With a sense of resilience, African American female administrators use resistance to push past adversity and create social change. African American women’s struggles have influenced their leadership attitudes by making them innovative risk-takers who concentrate on community well-being and development. Tempered radicals function incrementally for transformational outcomes. Leadership that conveys the need for reform communicates an ambitious dream and encourages supporters to bring about progress in conjunction with their devoted staff.

We hope that this work will encourage you to act where you are. This research is significant because it speaks to the importance and needs of more quiet actors in social justice advocacy and leadership development. It is often acts of individual, tempered radicals within organizations that advocate and create an environment for the social justice changes and the development of social justice advocates. By their very presence at predominately white institutions, African American student affairs administrators challenge the norms of higher education and promote a more socially just and inclusive institution. Social justice activism is the next step to an inclusive culture within academia. Tempered radicals are boundary spanners, capable of adapting their dream to cater to different stakeholder principles. They can maintain cognitive complexity and observe the change from a variety of angles. Collective sensory-making is a tool for connecting people through transition. Tempered radicals are astute insiders who are able to influence organizational decisions and culture (Goldfien & Badway, 2015).

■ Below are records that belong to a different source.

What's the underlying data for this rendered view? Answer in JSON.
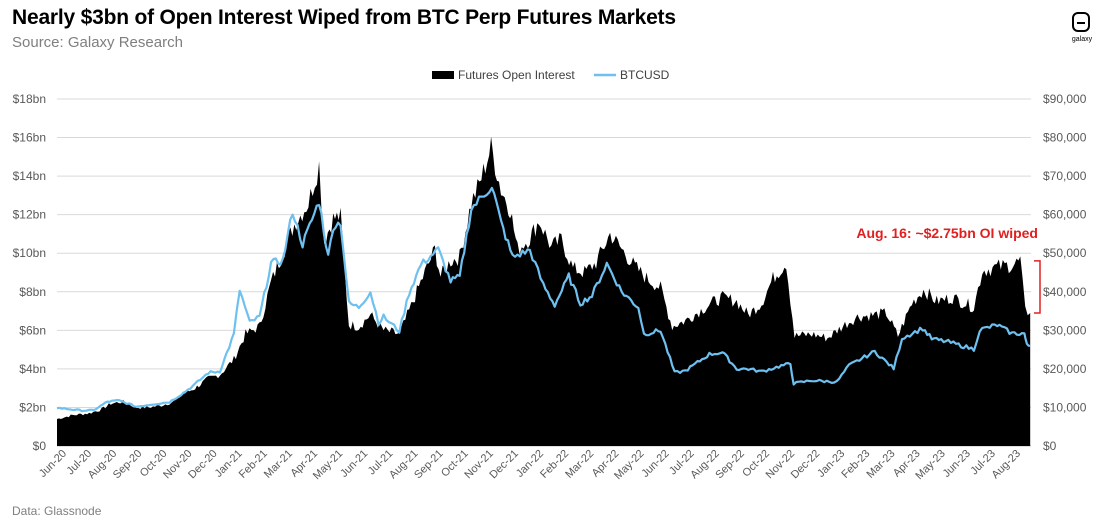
{
  "title": "Nearly $3bn of Open Interest Wiped from BTC Perp Futures Markets",
  "subtitle": "Source: Galaxy Research",
  "footer": "Data: Glassnode",
  "logo_text": "galaxy",
  "annotation": "Aug. 16: ~$2.75bn OI wiped",
  "colors": {
    "oi": "#000000",
    "btc": "#6ec0f0",
    "annotation": "#e02020",
    "grid": "#d9d9d9"
  },
  "chart_data": {
    "type": "area",
    "legend": [
      {
        "name": "Futures Open Interest",
        "style": "area",
        "color": "#000000"
      },
      {
        "name": "BTCUSD",
        "style": "line",
        "color": "#6ec0f0"
      }
    ],
    "legend_position": "top-center",
    "grid": true,
    "x_labels": [
      "Jun-20",
      "Jul-20",
      "Aug-20",
      "Sep-20",
      "Oct-20",
      "Nov-20",
      "Dec-20",
      "Jan-21",
      "Feb-21",
      "Mar-21",
      "Apr-21",
      "May-21",
      "Jun-21",
      "Jul-21",
      "Aug-21",
      "Sep-21",
      "Oct-21",
      "Nov-21",
      "Dec-21",
      "Jan-22",
      "Feb-22",
      "Mar-22",
      "Apr-22",
      "May-22",
      "Jun-22",
      "Jul-22",
      "Aug-22",
      "Sep-22",
      "Oct-22",
      "Nov-22",
      "Dec-22",
      "Jan-23",
      "Feb-23",
      "Mar-23",
      "Apr-23",
      "May-23",
      "Jun-23",
      "Jul-23",
      "Aug-23"
    ],
    "y_left": {
      "range": [
        0,
        18
      ],
      "ticks": [
        "$0",
        "$2bn",
        "$4bn",
        "$6bn",
        "$8bn",
        "$10bn",
        "$12bn",
        "$14bn",
        "$16bn",
        "$18bn"
      ]
    },
    "y_right": {
      "range": [
        0,
        90000
      ],
      "ticks": [
        "$0",
        "$10,000",
        "$20,000",
        "$30,000",
        "$40,000",
        "$50,000",
        "$60,000",
        "$70,000",
        "$80,000",
        "$90,000"
      ]
    },
    "series": [
      {
        "name": "Futures Open Interest",
        "unit": "$bn",
        "points": [
          [
            "2020-06-01",
            1.4
          ],
          [
            "2020-06-20",
            1.6
          ],
          [
            "2020-07-10",
            1.7
          ],
          [
            "2020-07-25",
            1.9
          ],
          [
            "2020-08-05",
            2.2
          ],
          [
            "2020-08-20",
            2.3
          ],
          [
            "2020-09-05",
            2.0
          ],
          [
            "2020-09-20",
            2.0
          ],
          [
            "2020-10-05",
            2.1
          ],
          [
            "2020-10-20",
            2.3
          ],
          [
            "2020-11-01",
            2.7
          ],
          [
            "2020-11-15",
            3.0
          ],
          [
            "2020-12-01",
            3.5
          ],
          [
            "2020-12-15",
            3.7
          ],
          [
            "2021-01-01",
            4.5
          ],
          [
            "2021-01-15",
            5.8
          ],
          [
            "2021-02-01",
            6.2
          ],
          [
            "2021-02-15",
            8.5
          ],
          [
            "2021-03-01",
            10.0
          ],
          [
            "2021-03-15",
            11.5
          ],
          [
            "2021-04-01",
            12.6
          ],
          [
            "2021-04-14",
            14.6
          ],
          [
            "2021-04-20",
            10.6
          ],
          [
            "2021-05-01",
            11.8
          ],
          [
            "2021-05-10",
            11.9
          ],
          [
            "2021-05-20",
            6.3
          ],
          [
            "2021-06-01",
            6.2
          ],
          [
            "2021-06-15",
            6.8
          ],
          [
            "2021-07-01",
            6.0
          ],
          [
            "2021-07-20",
            5.8
          ],
          [
            "2021-08-01",
            7.0
          ],
          [
            "2021-08-15",
            8.5
          ],
          [
            "2021-09-01",
            10.2
          ],
          [
            "2021-09-08",
            8.8
          ],
          [
            "2021-09-20",
            9.6
          ],
          [
            "2021-10-01",
            9.8
          ],
          [
            "2021-10-15",
            12.6
          ],
          [
            "2021-10-25",
            13.6
          ],
          [
            "2021-11-08",
            15.5
          ],
          [
            "2021-11-20",
            13.3
          ],
          [
            "2021-12-01",
            12.3
          ],
          [
            "2021-12-10",
            10.2
          ],
          [
            "2021-12-25",
            10.8
          ],
          [
            "2022-01-05",
            11.7
          ],
          [
            "2022-01-20",
            10.3
          ],
          [
            "2022-02-01",
            10.7
          ],
          [
            "2022-02-15",
            9.2
          ],
          [
            "2022-03-01",
            9.0
          ],
          [
            "2022-03-15",
            9.5
          ],
          [
            "2022-04-01",
            11.0
          ],
          [
            "2022-04-15",
            10.2
          ],
          [
            "2022-05-01",
            9.3
          ],
          [
            "2022-05-15",
            8.7
          ],
          [
            "2022-06-01",
            8.2
          ],
          [
            "2022-06-15",
            6.2
          ],
          [
            "2022-07-01",
            6.5
          ],
          [
            "2022-07-15",
            6.9
          ],
          [
            "2022-08-01",
            7.4
          ],
          [
            "2022-08-15",
            7.7
          ],
          [
            "2022-09-01",
            7.5
          ],
          [
            "2022-09-15",
            6.8
          ],
          [
            "2022-10-01",
            7.4
          ],
          [
            "2022-10-15",
            8.7
          ],
          [
            "2022-10-31",
            9.5
          ],
          [
            "2022-11-10",
            5.7
          ],
          [
            "2022-12-01",
            5.8
          ],
          [
            "2022-12-20",
            5.6
          ],
          [
            "2023-01-10",
            6.3
          ],
          [
            "2023-01-25",
            6.7
          ],
          [
            "2023-02-15",
            6.8
          ],
          [
            "2023-03-01",
            6.9
          ],
          [
            "2023-03-15",
            5.7
          ],
          [
            "2023-04-01",
            7.4
          ],
          [
            "2023-04-15",
            8.1
          ],
          [
            "2023-05-01",
            7.5
          ],
          [
            "2023-05-20",
            7.7
          ],
          [
            "2023-06-15",
            7.2
          ],
          [
            "2023-06-25",
            9.1
          ],
          [
            "2023-07-15",
            9.3
          ],
          [
            "2023-08-01",
            9.4
          ],
          [
            "2023-08-10",
            9.6
          ],
          [
            "2023-08-16",
            7.0
          ],
          [
            "2023-08-22",
            6.9
          ]
        ]
      },
      {
        "name": "BTCUSD",
        "unit": "$",
        "points": [
          [
            "2020-06-01",
            9900
          ],
          [
            "2020-07-01",
            9200
          ],
          [
            "2020-07-15",
            9250
          ],
          [
            "2020-08-01",
            11500
          ],
          [
            "2020-08-15",
            11800
          ],
          [
            "2020-09-05",
            10200
          ],
          [
            "2020-09-20",
            10700
          ],
          [
            "2020-10-15",
            11400
          ],
          [
            "2020-11-01",
            13800
          ],
          [
            "2020-11-15",
            16000
          ],
          [
            "2020-12-01",
            19000
          ],
          [
            "2020-12-15",
            19400
          ],
          [
            "2021-01-01",
            29000
          ],
          [
            "2021-01-08",
            40500
          ],
          [
            "2021-01-20",
            32000
          ],
          [
            "2021-02-01",
            33500
          ],
          [
            "2021-02-15",
            47500
          ],
          [
            "2021-03-01",
            48000
          ],
          [
            "2021-03-13",
            61000
          ],
          [
            "2021-03-25",
            52300
          ],
          [
            "2021-04-14",
            63500
          ],
          [
            "2021-04-25",
            49000
          ],
          [
            "2021-05-01",
            57000
          ],
          [
            "2021-05-10",
            58000
          ],
          [
            "2021-05-20",
            37000
          ],
          [
            "2021-06-01",
            36000
          ],
          [
            "2021-06-15",
            40000
          ],
          [
            "2021-06-25",
            32000
          ],
          [
            "2021-07-01",
            33500
          ],
          [
            "2021-07-20",
            29800
          ],
          [
            "2021-08-01",
            39800
          ],
          [
            "2021-08-15",
            47000
          ],
          [
            "2021-09-05",
            51000
          ],
          [
            "2021-09-20",
            42800
          ],
          [
            "2021-10-01",
            43800
          ],
          [
            "2021-10-15",
            61500
          ],
          [
            "2021-11-09",
            67500
          ],
          [
            "2021-11-20",
            58000
          ],
          [
            "2021-12-04",
            49000
          ],
          [
            "2021-12-25",
            50800
          ],
          [
            "2022-01-10",
            41800
          ],
          [
            "2022-01-24",
            36600
          ],
          [
            "2022-02-10",
            44000
          ],
          [
            "2022-02-24",
            37000
          ],
          [
            "2022-03-10",
            39000
          ],
          [
            "2022-03-28",
            47300
          ],
          [
            "2022-04-15",
            40000
          ],
          [
            "2022-05-05",
            36000
          ],
          [
            "2022-05-12",
            29000
          ],
          [
            "2022-06-01",
            30000
          ],
          [
            "2022-06-18",
            19000
          ],
          [
            "2022-07-01",
            19500
          ],
          [
            "2022-07-30",
            23800
          ],
          [
            "2022-08-15",
            24300
          ],
          [
            "2022-09-01",
            20000
          ],
          [
            "2022-09-15",
            20000
          ],
          [
            "2022-10-01",
            19300
          ],
          [
            "2022-10-25",
            20800
          ],
          [
            "2022-11-05",
            21300
          ],
          [
            "2022-11-09",
            16200
          ],
          [
            "2022-12-01",
            17000
          ],
          [
            "2022-12-31",
            16600
          ],
          [
            "2023-01-15",
            20900
          ],
          [
            "2023-02-15",
            24500
          ],
          [
            "2023-03-10",
            20100
          ],
          [
            "2023-03-20",
            28000
          ],
          [
            "2023-04-14",
            30500
          ],
          [
            "2023-04-25",
            27800
          ],
          [
            "2023-05-15",
            27000
          ],
          [
            "2023-06-15",
            25100
          ],
          [
            "2023-06-22",
            30100
          ],
          [
            "2023-07-13",
            31400
          ],
          [
            "2023-07-31",
            29200
          ],
          [
            "2023-08-15",
            29200
          ],
          [
            "2023-08-18",
            26100
          ],
          [
            "2023-08-22",
            26000
          ]
        ]
      }
    ]
  }
}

By being present in predominantly white institutions, African American female administrators challenge higher education standards and promote a socially fairer and more inclusive approach. This climate influences the outlook and beliefs of the students entering the universities and impacting our community further. These seemingly passive acts are essential to affect more significant changes in social justice in society. The tempered radical approach to leadership reflects the style of transformative leadership. Tempered radicals operate with gradual means for positive changes, working for their goals while adhering to their beliefs, expressing their agendas, and initiating change without jeopardizing their careers.